Stanley Good Voice Elk, a heyoka, burns sage to ritually purify his surroundings. In Oglala spirituality, heyokas are recipients of sacred visions who employ clownish speech and behavior to provoke spiritual awareness and “keep balance,” says Good Voice Elk. Through his mask, he channels the power of an inherited spirit, which transforms him into Spider Respects Nothing.

In 2006 Oliver Red Cloud, now 94 years old, sits in the back of the pickup leading the annual Oglala Nation Pow Wow parade in Pine Ridge, South Dakota. 

Olowan Thunder Hawk Martinez cooks in the tepee where she lived for a time with her son, her two daughters, and various other young Oglala Lakota. Martinez is a leader in the local chapter of the Native Youth Movement, a small group dedicated to resistance. “We're fighting for our land, our people, and our way of life,” Martinez says. 

It's graduation day at Red Cloud Indian School on the Pine Ridge Reservation. Nine of the school's students were among the thousand recipients of 2011 Bill and Melinda Gates Millennium scholarships.

Lenny Jumping Eagle rides in a celebration of the defeat of Colonel Custer in the Battle of the Greasy Grass (the Battle of the Little Bighorn), June 25-26, 1876. Every year dozens of long-distance rides or horse races on and beyond the reservation commemorate great leaders, sacred lands, and historic events.

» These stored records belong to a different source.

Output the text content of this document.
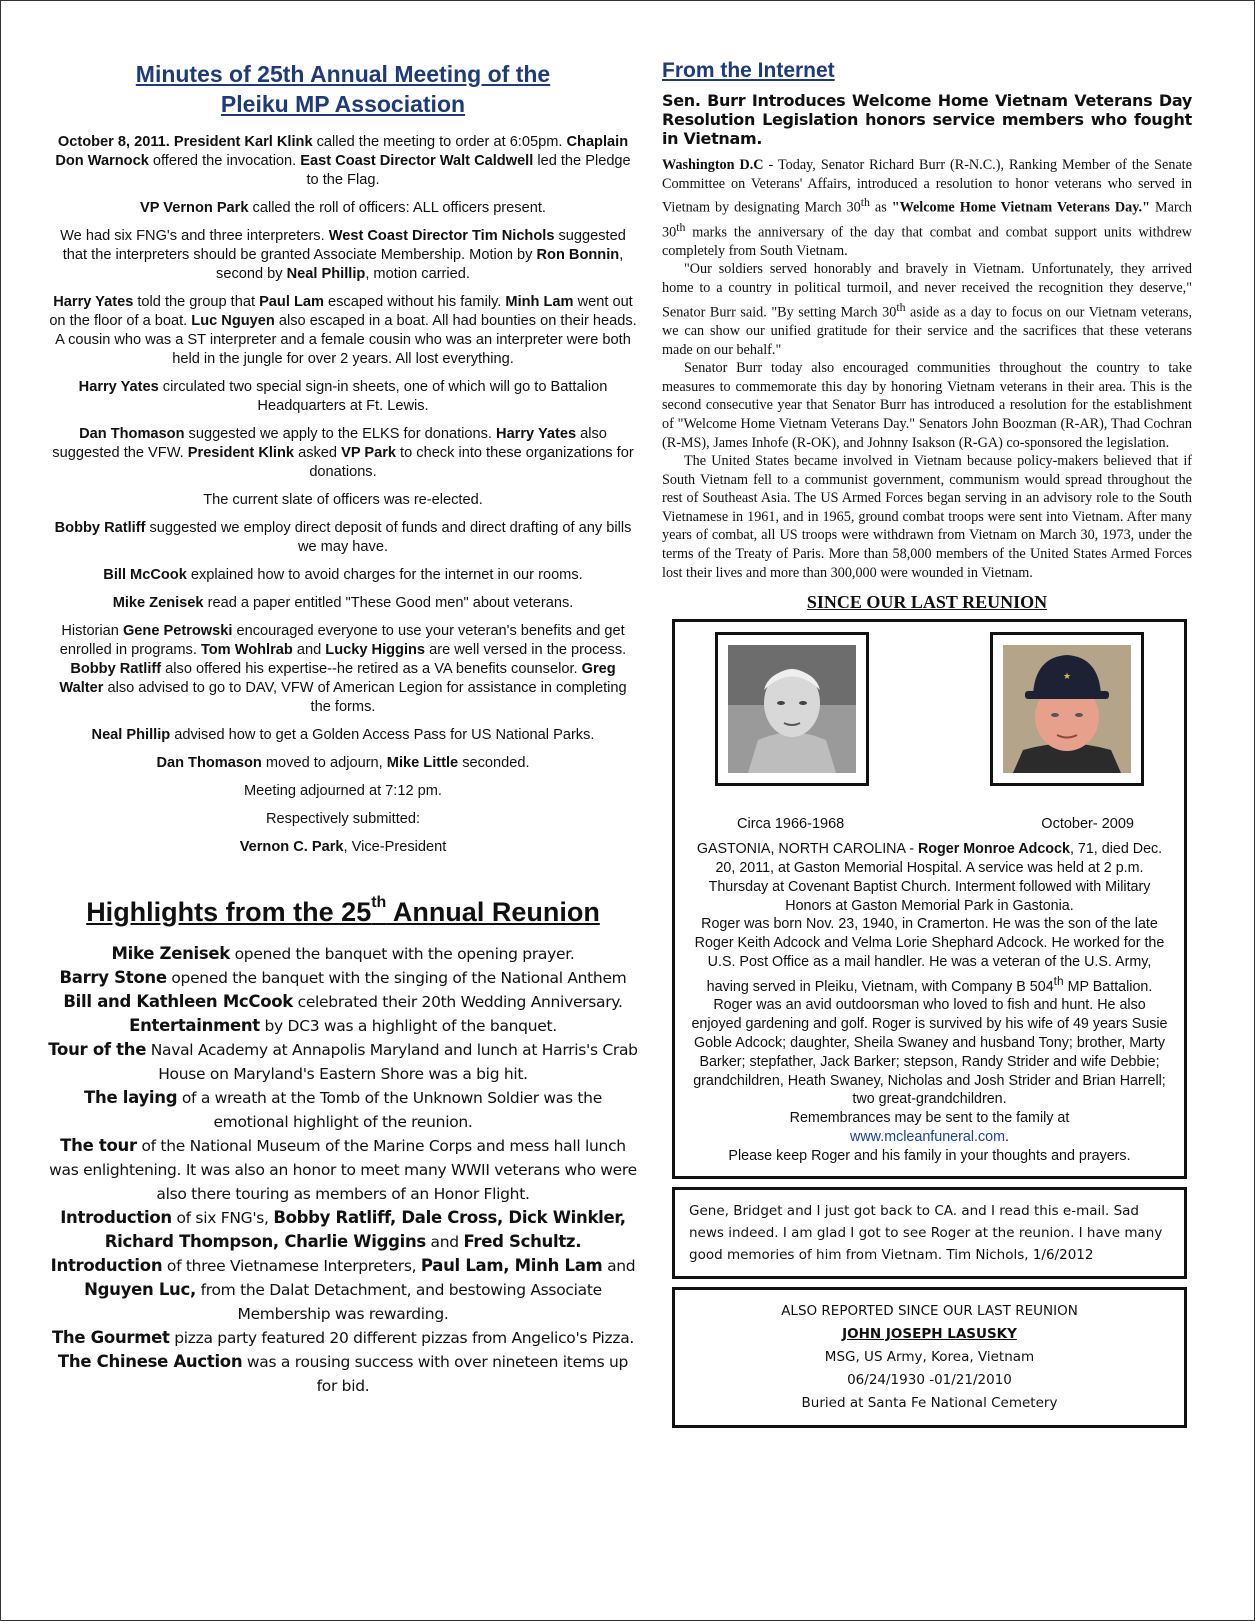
Minutes of 25th Annual Meeting of the
Pleiku MP Association

October 8, 2011. President Karl Klink called the meeting to order at 6:05pm. Chaplain Don Warnock offered the invocation. East Coast Director Walt Caldwell led the Pledge to the Flag.

VP Vernon Park called the roll of officers: ALL officers present.

We had six FNG's and three interpreters. West Coast Director Tim Nichols suggested that the interpreters should be granted Associate Membership. Motion by Ron Bonnin, second by Neal Phillip, motion carried.

Harry Yates told the group that Paul Lam escaped without his family. Minh Lam went out on the floor of a boat. Luc Nguyen also escaped in a boat. All had bounties on their heads. A cousin who was a ST interpreter and a female cousin who was an interpreter were both held in the jungle for over 2 years. All lost everything.

Harry Yates circulated two special sign-in sheets, one of which will go to Battalion Headquarters at Ft. Lewis.

Dan Thomason suggested we apply to the ELKS for donations. Harry Yates also suggested the VFW. President Klink asked VP Park to check into these organizations for donations.

The current slate of officers was re-elected.

Bobby Ratliff suggested we employ direct deposit of funds and direct drafting of any bills we may have.

Bill McCook explained how to avoid charges for the internet in our rooms.

Mike Zenisek read a paper entitled "These Good men" about veterans.

Historian Gene Petrowski encouraged everyone to use your veteran's benefits and get enrolled in programs. Tom Wohlrab and Lucky Higgins are well versed in the process. Bobby Ratliff also offered his expertise--he retired as a VA benefits counselor. Greg Walter also advised to go to DAV, VFW of American Legion for assistance in completing the forms.

Neal Phillip advised how to get a Golden Access Pass for US National Parks.

Dan Thomason moved to adjourn, Mike Little seconded.

Meeting adjourned at 7:12 pm.

Respectively submitted:

Vernon C. Park, Vice-President

Highlights from the 25th Annual Reunion

Mike Zenisek opened the banquet with the opening prayer.

Barry Stone opened the banquet with the singing of the National Anthem

Bill and Kathleen McCook celebrated their 20th Wedding Anniversary.

Entertainment by DC3 was a highlight of the banquet.

Tour of the Naval Academy at Annapolis Maryland and lunch at Harris's Crab House on Maryland's Eastern Shore was a big hit.

The laying of a wreath at the Tomb of the Unknown Soldier was the emotional highlight of the reunion.

The tour of the National Museum of the Marine Corps and mess hall lunch was enlightening. It was also an honor to meet many WWII veterans who were also there touring as members of an Honor Flight.

Introduction of six FNG's, Bobby Ratliff, Dale Cross, Dick Winkler, Richard Thompson, Charlie Wiggins and Fred Schultz.

Introduction of three Vietnamese Interpreters, Paul Lam, Minh Lam and Nguyen Luc, from the Dalat Detachment, and bestowing Associate Membership was rewarding.

The Gourmet pizza party featured 20 different pizzas from Angelico's Pizza.

The Chinese Auction was a rousing success with over nineteen items up for bid.

From the Internet
Sen. Burr Introduces Welcome Home Vietnam Veterans Day Resolution Legislation honors service members who fought in Vietnam.

Washington D.C - Today, Senator Richard Burr (R-N.C.), Ranking Member of the Senate Committee on Veterans' Affairs, introduced a resolution to honor veterans who served in Vietnam by designating March 30th as "Welcome Home Vietnam Veterans Day." March 30th marks the anniversary of the day that combat and combat support units withdrew completely from South Vietnam.

"Our soldiers served honorably and bravely in Vietnam. Unfortunately, they arrived home to a country in political turmoil, and never received the recognition they deserve," Senator Burr said. "By setting March 30th aside as a day to focus on our Vietnam veterans, we can show our unified gratitude for their service and the sacrifices that these veterans made on our behalf."

Senator Burr today also encouraged communities throughout the country to take measures to commemorate this day by honoring Vietnam veterans in their area. This is the second consecutive year that Senator Burr has introduced a resolution for the establishment of "Welcome Home Vietnam Veterans Day." Senators John Boozman (R-AR), Thad Cochran (R-MS), James Inhofe (R-OK), and Johnny Isakson (R-GA) co-sponsored the legislation.

The United States became involved in Vietnam because policy-makers believed that if South Vietnam fell to a communist government, communism would spread throughout the rest of Southeast Asia. The US Armed Forces began serving in an advisory role to the South Vietnamese in 1961, and in 1965, ground combat troops were sent into Vietnam. After many years of combat, all US troops were withdrawn from Vietnam on March 30, 1973, under the terms of the Treaty of Paris. More than 58,000 members of the United States Armed Forces lost their lives and more than 300,000 were wounded in Vietnam.

SINCE OUR LAST REUNION
★
Circa 1966-1968	October- 2009
GASTONIA, NORTH CAROLINA - Roger Monroe Adcock, 71, died Dec. 20, 2011, at Gaston Memorial Hospital. A service was held at 2 p.m. Thursday at Covenant Baptist Church. Interment followed with Military Honors at Gaston Memorial Park in Gastonia.
Roger was born Nov. 23, 1940, in Cramerton. He was the son of the late Roger Keith Adcock and Velma Lorie Shephard Adcock. He worked for the U.S. Post Office as a mail handler. He was a veteran of the U.S. Army, having served in Pleiku, Vietnam, with Company B 504th MP Battalion. Roger was an avid outdoorsman who loved to fish and hunt. He also enjoyed gardening and golf. Roger is survived by his wife of 49 years Susie Goble Adcock; daughter, Sheila Swaney and husband Tony; brother, Marty Barker; stepfather, Jack Barker; stepson, Randy Strider and wife Debbie; grandchildren, Heath Swaney, Nicholas and Josh Strider and Brian Harrell; two great-grandchildren.
Remembrances may be sent to the family at
www.mcleanfuneral.com.
Please keep Roger and his family in your thoughts and prayers.
Gene, Bridget and I just got back to CA. and I read this e-mail. Sad news indeed. I am glad I got to see Roger at the reunion. I have many good memories of him from Vietnam. Tim Nichols, 1/6/2012
ALSO REPORTED SINCE OUR LAST REUNION
JOHN JOSEPH LASUSKY
MSG, US Army, Korea, Vietnam
06/24/1930 -01/21/2010
Buried at Santa Fe National Cemetery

Participants in the 14th annual Crazy Horse Ride gather in Fort Robinson, Nebraska. The ride takes place early in June and ends four days and roughly 80 miles later on the Pine Ridge Reservation. Crazy Horse, an Oglala Lakota warrior and among the most iconic of Native American leaders, was killed at Fort Robinson on September 5, 1877, while allegedly resisting arrest. A riderless horse goes with the group to carry his spirit back to his people in Pine Ridge. It is said that as Crazy Horse lay dying, his last words were, "When you see the Black Hills, if you can think of me."

After intense communication with the spirits, participants emerge from a steaming inipi, or purification (sweat) lodge. This ceremony was held by Rick Two Dogs, a medicine man descended from American Horse.

With the reverence afforded a sacred being, Oglala men fell a specially chosen cottonwood tree and carry it to the center of a Sun Dance circle. Erected in the earth, the tree will become the focus of a days-long spiritual ceremony. Sun Dances and other traditional ceremonies have undergone a resurgence since the 1970s.

A sacred tree decorated with prayer flags is raised in preparation for a Sun Dance ceremony. Rick Gray Grass says the Sun Dance is a way to give back "to the creator, to our ancestors, for a way of life and for all the help and guidance we ask for."

A woman prays beside a sacred Sun Dance tree after the ceremony has ended. During the Sun Dance a medicine man guides certain men in making a solemn offering. They are attached to the ropes by bone pegs piercing their chests or backs and must tear themselves free. The colorful ties on the tree contain tobacco and other offerings and represent prayers for the people and for all of creation.

Nine-year-old Wakinyan Two Bulls places prayer flags in a tree near Mato Tipila (“bear lodge”), or Devils Tower, in Wyoming. The story of the Oglala—their spirituality and their fight to remedy old wrongs—goes well beyond the Pine Ridge Reservation.